Vienna Remembers Little-Known ‘Apartment Concentration Camps’

Graphic by Angelie Zaslavsky
VIENNA (JTA) — Austria’s largest urban transport firm for the first time commemorated the Holocaust, in a subway art installation in memory of hundreds of victims who lived as prisoners on a single street.
The Wiener Linien installation unveiled Thursday at the Herminengasse station features a graph scheme in which each identified victim that had lived on that alley is represented by a black line, stretching through a visual representation of its 21 buildings to Nazi death camps across Europe. In the research that preceded the making of the installation, historians identified hundreds of victims who were not known to have been kept at Herminengasse’s forced shared dwellings for Jews.

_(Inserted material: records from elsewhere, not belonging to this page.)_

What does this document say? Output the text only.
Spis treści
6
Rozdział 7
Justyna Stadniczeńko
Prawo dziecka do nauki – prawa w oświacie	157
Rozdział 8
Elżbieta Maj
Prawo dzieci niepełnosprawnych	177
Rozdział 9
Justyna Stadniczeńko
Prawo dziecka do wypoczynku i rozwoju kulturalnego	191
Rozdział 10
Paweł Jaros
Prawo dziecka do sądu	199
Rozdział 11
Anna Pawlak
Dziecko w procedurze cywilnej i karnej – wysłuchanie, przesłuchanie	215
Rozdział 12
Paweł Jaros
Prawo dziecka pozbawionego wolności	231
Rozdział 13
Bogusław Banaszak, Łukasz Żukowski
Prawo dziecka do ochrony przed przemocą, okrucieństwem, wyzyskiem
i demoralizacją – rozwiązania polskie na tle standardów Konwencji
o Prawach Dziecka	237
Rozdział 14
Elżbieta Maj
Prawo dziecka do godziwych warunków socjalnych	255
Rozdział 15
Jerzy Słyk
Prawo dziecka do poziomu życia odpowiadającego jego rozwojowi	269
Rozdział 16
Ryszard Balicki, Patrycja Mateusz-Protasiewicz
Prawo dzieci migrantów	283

During the unveiling ceremony — which occurred 75 years after the peak year of deportations from Herminengasse — 120 people, including politicians, Jewish community leaders and curious passersby, huddled outside the drafty subway tunnel on whose interior walls the installation is mounted.
“Looking at this place is staring at the abyss of the Nazi death machine,” said Tina Walzer, a historian who for the past year researched for the Wiener Linien the names of all the Holocaust victims who lived on Herminengasse, a small street inside Vienna’s 2nd district, which used to be part of that city’s Jewish ghetto.